Appellants therefore contend that the legislative intention to make the tax a paramount lien displacing a prior lien must be plainly expressed, since such a construction will not be favored; citing Cooley on Taxation (4th ed.), Vol. 3, § 1240; Yeatman v.Foster County, 2 N.D. 421, 51 N.W. 721; Scandinavian-AmericanBank v. King County, 92 Wash. 650, 159 P. 786.

There are other statutes indicating the legislative intention on the subject of tax liens, both on real and personal property, some of which are material, but not necessary to be here discussed. But one other has always been considered quite important in its bearing upon the subject, which is:

"All real and personal property now existing, or that shall be hereafter created or brought into this state, shall be subject to assessment and taxation for the support of the state government, and for county, school, municipal, or such other purposes as shall be designated by law, . . ." Rem. Comp. Stat., § 11097 [P.C. § 6883].

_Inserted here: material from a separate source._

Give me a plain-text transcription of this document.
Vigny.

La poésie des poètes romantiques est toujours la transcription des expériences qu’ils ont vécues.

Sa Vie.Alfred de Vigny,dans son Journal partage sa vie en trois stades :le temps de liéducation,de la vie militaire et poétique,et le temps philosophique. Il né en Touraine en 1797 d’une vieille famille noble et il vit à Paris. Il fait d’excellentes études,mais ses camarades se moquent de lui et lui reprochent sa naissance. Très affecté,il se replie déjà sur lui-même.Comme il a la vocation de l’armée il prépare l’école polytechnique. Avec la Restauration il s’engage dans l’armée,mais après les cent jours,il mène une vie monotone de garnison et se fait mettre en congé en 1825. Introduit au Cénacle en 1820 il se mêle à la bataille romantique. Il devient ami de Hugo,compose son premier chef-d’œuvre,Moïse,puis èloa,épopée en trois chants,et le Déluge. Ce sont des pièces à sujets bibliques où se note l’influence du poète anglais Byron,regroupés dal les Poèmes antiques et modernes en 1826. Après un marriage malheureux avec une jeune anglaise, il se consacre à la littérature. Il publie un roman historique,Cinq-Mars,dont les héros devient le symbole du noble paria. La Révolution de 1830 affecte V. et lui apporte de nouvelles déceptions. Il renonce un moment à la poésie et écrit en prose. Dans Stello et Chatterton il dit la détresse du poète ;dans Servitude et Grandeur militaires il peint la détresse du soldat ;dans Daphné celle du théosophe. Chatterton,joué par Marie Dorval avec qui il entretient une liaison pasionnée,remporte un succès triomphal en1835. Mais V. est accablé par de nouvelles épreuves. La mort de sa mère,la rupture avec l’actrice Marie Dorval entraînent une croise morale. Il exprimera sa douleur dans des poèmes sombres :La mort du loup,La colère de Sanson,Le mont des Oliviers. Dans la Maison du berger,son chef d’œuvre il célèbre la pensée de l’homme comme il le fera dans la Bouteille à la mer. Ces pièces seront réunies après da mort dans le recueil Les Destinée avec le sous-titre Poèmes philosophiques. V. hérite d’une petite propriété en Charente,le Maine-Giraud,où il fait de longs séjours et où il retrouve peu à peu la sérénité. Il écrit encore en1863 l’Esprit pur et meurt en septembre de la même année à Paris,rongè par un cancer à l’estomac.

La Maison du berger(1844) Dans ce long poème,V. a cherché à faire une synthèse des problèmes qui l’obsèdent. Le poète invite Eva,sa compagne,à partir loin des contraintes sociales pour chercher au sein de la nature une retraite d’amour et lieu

The Scandinavian-American Bank case, supra, relied upon by appellants, does not sustain them. In that case the question considered was whether the lien for personal taxes is a specific or general lien against the real property, under another statute providing for the fastening of the personal taxes upon the real property owned by the same person against whom the personal property taxes were assessed. We held that personal taxes were given no priority of lien either upon the specific property or upon the real property then owned by the debtor, as was given in the statute providing for the lien upon real property for the real property taxes over any existing or subsequent lien or incumbrance, prior to the selection of specific realty and shifting of the personal tax of the tax-debtor thereto; that up to *653 that time any lien for personal tax would be inchoate.

But we have always held, as in Western Electric Co. v. NorwayPac. Const. Dry Dock Co., 126 Wash. 204, that the statute, § 11272, supra, has always been construed to render the property itself liable for the taxes assessed against it; that it is immaterial to the state whether the title to the property is in the person to whom it was assessed or is in another; that all property being taxable, the collecting officer is permitted to pursue the property for the taxes. See, also, Lewis ConstructionCo. v. King County, 60 Wash. 694, 111 P. 892.

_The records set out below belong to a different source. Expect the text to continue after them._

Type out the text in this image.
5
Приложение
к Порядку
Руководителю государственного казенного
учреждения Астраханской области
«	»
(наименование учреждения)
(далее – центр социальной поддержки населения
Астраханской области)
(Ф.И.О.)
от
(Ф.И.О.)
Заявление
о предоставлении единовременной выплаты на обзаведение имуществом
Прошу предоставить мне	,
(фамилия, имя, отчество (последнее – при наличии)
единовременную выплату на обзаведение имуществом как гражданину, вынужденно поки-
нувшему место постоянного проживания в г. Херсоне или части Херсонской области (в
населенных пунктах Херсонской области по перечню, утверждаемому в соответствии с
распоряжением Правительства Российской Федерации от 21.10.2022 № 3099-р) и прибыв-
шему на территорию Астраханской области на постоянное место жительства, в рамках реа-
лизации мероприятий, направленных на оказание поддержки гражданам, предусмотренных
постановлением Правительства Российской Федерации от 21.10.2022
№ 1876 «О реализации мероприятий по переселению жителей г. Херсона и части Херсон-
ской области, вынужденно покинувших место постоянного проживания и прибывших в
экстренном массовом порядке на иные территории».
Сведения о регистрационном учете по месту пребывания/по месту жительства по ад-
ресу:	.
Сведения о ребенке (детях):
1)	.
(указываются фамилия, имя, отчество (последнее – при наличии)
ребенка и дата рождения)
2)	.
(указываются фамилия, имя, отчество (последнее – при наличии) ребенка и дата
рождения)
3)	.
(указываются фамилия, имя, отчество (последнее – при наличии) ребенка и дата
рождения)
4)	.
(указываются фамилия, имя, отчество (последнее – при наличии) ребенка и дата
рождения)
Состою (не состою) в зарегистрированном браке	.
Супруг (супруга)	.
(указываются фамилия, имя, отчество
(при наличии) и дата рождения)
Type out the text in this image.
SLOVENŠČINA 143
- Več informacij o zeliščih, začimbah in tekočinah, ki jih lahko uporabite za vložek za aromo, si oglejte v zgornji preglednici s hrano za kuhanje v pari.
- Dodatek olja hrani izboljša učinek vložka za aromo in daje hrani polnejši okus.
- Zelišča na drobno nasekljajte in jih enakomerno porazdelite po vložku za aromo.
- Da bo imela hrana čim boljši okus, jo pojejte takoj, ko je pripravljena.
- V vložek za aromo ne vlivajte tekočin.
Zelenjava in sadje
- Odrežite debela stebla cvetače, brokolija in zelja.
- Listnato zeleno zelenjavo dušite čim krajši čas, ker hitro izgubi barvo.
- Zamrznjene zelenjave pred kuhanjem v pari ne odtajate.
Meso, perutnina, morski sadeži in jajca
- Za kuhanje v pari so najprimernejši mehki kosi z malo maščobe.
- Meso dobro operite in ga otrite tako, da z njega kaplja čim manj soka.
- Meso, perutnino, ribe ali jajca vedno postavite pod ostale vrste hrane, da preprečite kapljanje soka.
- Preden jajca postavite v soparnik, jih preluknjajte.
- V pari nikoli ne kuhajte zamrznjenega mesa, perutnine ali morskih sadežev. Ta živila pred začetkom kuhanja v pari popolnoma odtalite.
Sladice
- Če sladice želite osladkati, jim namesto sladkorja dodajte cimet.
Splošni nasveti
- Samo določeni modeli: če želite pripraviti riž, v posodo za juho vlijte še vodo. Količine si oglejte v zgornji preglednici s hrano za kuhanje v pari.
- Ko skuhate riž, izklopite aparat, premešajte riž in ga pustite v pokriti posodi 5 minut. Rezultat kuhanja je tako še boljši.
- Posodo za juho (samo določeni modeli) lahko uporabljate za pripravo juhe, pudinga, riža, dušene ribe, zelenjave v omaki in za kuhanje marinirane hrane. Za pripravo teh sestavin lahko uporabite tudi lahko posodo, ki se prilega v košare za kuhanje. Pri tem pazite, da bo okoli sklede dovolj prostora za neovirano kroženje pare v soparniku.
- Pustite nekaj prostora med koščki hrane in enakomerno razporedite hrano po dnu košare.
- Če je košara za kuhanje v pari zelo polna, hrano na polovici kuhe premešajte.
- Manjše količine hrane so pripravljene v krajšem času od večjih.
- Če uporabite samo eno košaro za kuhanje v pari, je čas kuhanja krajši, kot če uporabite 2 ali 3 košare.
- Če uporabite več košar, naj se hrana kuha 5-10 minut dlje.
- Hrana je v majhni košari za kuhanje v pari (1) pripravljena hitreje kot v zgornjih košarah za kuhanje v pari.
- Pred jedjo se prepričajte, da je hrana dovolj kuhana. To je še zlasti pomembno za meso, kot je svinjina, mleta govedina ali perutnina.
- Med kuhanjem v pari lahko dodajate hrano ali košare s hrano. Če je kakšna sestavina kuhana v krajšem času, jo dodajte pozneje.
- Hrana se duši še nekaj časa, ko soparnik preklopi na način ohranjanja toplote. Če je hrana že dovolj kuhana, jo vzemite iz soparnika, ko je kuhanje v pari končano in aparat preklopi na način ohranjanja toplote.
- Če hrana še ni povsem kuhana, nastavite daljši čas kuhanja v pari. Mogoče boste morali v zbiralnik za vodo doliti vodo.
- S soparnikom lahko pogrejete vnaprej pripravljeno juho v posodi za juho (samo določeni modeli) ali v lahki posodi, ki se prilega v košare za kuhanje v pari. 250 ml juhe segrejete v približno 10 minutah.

We also held in Pennington v. Yakima County, 127 Wash. 538,221 P. 326, that, the above statute providing that the taxes assessed upon the personal property shall be a lien upon the real and personal property of the person assessed, the floating lien against all the personal property, other than the particularproperty assessed, does not become a fixed lien until the property is seized by the sheriff under other sections of the statute.

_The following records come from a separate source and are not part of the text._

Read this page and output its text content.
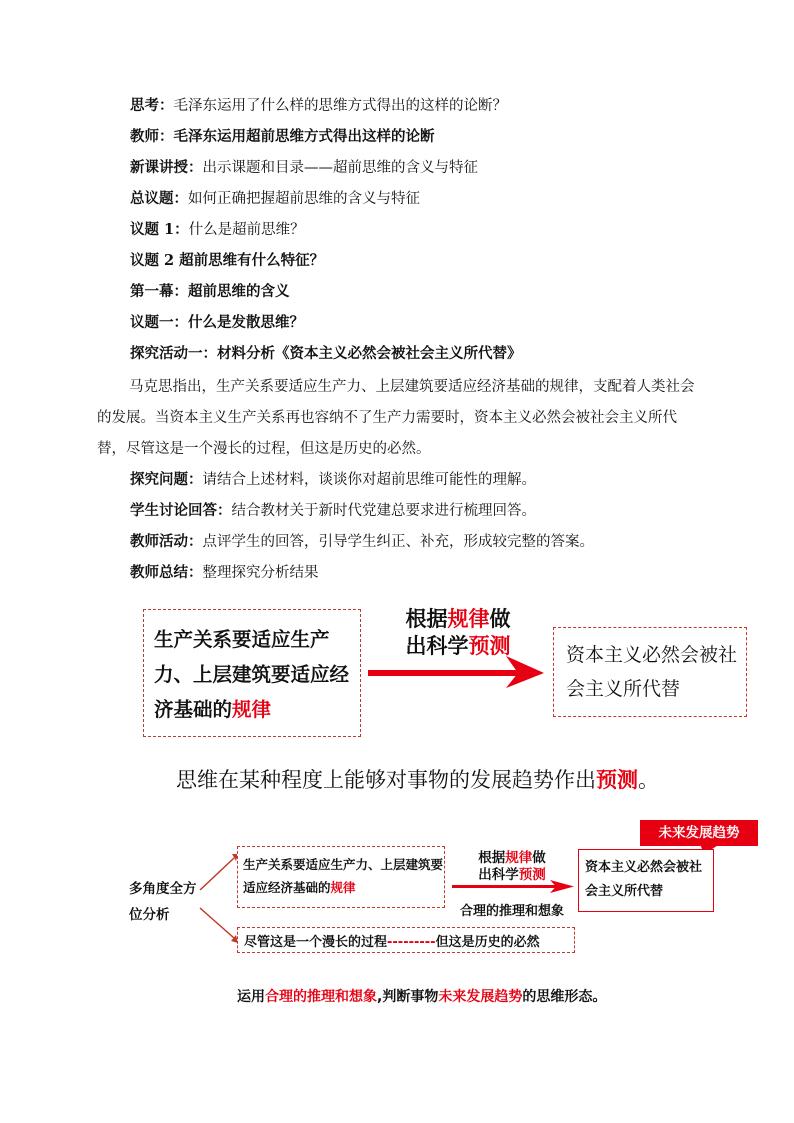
思考：毛泽东运用了什么样的思维方式得出的这样的论断？
教师：毛泽东运用超前思维方式得出这样的论断
新课讲授：出示课题和目录——超前思维的含义与特征
总议题：如何正确把握超前思维的含义与特征
议题 1：什么是超前思维？
议题 2 超前思维有什么特征？
第一幕：超前思维的含义
议题一：什么是发散思维？
探究活动一：材料分析《资本主义必然会被社会主义所代替》
马克思指出，生产关系要适应生产力、上层建筑要适应经济基础的规律，支配着人类社会的发展。当资本主义生产关系再也容纳不了生产力需要时，资本主义必然会被社会主义所代替，尽管这是一个漫长的过程，但这是历史的必然。
探究问题：请结合上述材料，谈谈你对超前思维可能性的理解。
学生讨论回答：结合教材关于新时代党建总要求进行梳理回答。
教师活动：点评学生的回答，引导学生纠正、补充，形成较完整的答案。
教师总结：整理探究分析结果
生产关系要适应生产力、上层建筑要适应经济基础的规律
根据规律做
出科学预测	资本主义必然会被社会主义所代替
思维在某种程度上能够对事物的发展趋势作出预测。
多角度全方位分析
生产关系要适应生产力、上层建筑要适应经济基础的规律
根据规律做
出科学预测
合理的推理和想象
未来发展趋势
资本主义必然会被社会主义所代替
尽管这是一个漫长的过程---------但这是历史的必然
运用合理的推理和想象,判断事物未来发展趋势的思维形态。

Finally, in Wilberg v. Yakima County, 132 Wash. 219,231 P. 931, we reviewed and classified many of the former decisions construing the statutes providing for specific and general liens upon personal property, and held that the specific tax upon particular personal property, when traced and identified, may be collected from subsequent holders in whose hands it is found.

Under the various statutes and under our own decisions, it is manifest that the personal property tax is a specific lien against the specific property assessed; that the assessed personal property may be followed into the hands of a transferee and the assessed taxes collected. If it may be followed into the hands of a transferee and the tax collected, much more so may *654 it be followed into the hands of a mere incumbrancer, even though the incumbrancer has a contract lien antedating the assessment of the taxes.

We hold, as the trial court did, that the lien for personal property taxes against the personal property actually assessed for the tax is superior and paramount to a pre-existing mortgage on the same property.

The demurrer to the complaint was, therefore, properly sustained and the action dismissed.

Affirmed.

TOLMAN, C.J., FULLERTON, MACKINTOSH, and MITCHELL, JJ., concur.